La carretera de Barcelona no había cambiado demasiado. Pero los coches eran otros, también los semáforos, los buzones, los carteles publicitarios, el túnel de Francisco Silvela. El bar "el reloj" tampoco estaba en su sitio. Pero el calor si era igual, irrespirable pero muy agradable para
Manu.
Cuando preguntó en recepción, se le agolparon los recuerdos. Habitación cuatrocientos dos. La puerta estaba abierta. Se podían ver dos camas vacías y una tercera detras de una cortina. Se acercó. Allí estaba su padre, muy cambiado y muy delgado. A Manu se le hizo un nudo en la garganta. Por un momento pensó en despertarle pero no lo hizo.
Se quedó un rato en silencio, mirándole. Le besó en la frente y salió de la habitación. Preguntó a una enfermera y bajó a la calle.
Manu necesitaba respirar.
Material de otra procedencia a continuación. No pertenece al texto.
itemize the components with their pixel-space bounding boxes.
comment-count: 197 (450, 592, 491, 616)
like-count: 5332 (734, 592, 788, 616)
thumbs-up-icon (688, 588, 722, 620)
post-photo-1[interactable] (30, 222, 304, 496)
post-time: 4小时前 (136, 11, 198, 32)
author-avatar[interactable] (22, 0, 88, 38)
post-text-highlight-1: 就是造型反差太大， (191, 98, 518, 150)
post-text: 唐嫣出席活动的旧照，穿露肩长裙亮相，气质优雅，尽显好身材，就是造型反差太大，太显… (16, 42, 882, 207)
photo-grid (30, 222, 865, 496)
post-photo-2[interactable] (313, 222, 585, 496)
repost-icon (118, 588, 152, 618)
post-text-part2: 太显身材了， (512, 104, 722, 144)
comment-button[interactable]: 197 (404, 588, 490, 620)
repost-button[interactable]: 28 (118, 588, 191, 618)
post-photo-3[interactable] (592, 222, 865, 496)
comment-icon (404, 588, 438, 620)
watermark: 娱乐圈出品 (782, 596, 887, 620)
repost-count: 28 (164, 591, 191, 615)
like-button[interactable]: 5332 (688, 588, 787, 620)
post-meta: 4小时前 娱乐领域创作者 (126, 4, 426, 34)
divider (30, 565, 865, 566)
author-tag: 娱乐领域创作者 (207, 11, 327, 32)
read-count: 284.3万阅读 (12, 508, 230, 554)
Ya casi no podía recordar a su padre, al que dejó años atras en el portal de la calle Santa Isabel. El que había visto era un distorsionado reflejo de aquel. Salió a Dr. Esquerdo y llamó a un taxi. Casi no podía respirar y el vacío le comía el estómago. El taxi volaba entre el escaso tráfico de un Madrid veraniego. La plaza de Carlos V, estaba casi igual que la dejó. Con una remozada fachada de la estación de Atocha. Miró a lo lejos a su entrañable Cuesta de Claudio Moyano, lindando con el Jardín Botánico en el que pasó tantas tardes deshollandose las rodillas.
Fué su guardería y patio de juegos durante los años que vivieron allí.
También pudo ver la peluquería, la farmacia y esa pastelería donde Manu compraba bambas de crema a la vuelta del colegio. La carnicería y la pescadería dónde le regalaban caracoles de vez en cuando. Y se acercó a su portal, el veintidos. Dudó acercarse pero lo hizo. A pesar de los años, las pequeñas reformas le mantenían practicamente igual que entonces. El mismo olor a madera y a cera del suelo, el ascensor de hierro y la portería dónde esperaba con sus hermanos el autobús de la ruta del colegio.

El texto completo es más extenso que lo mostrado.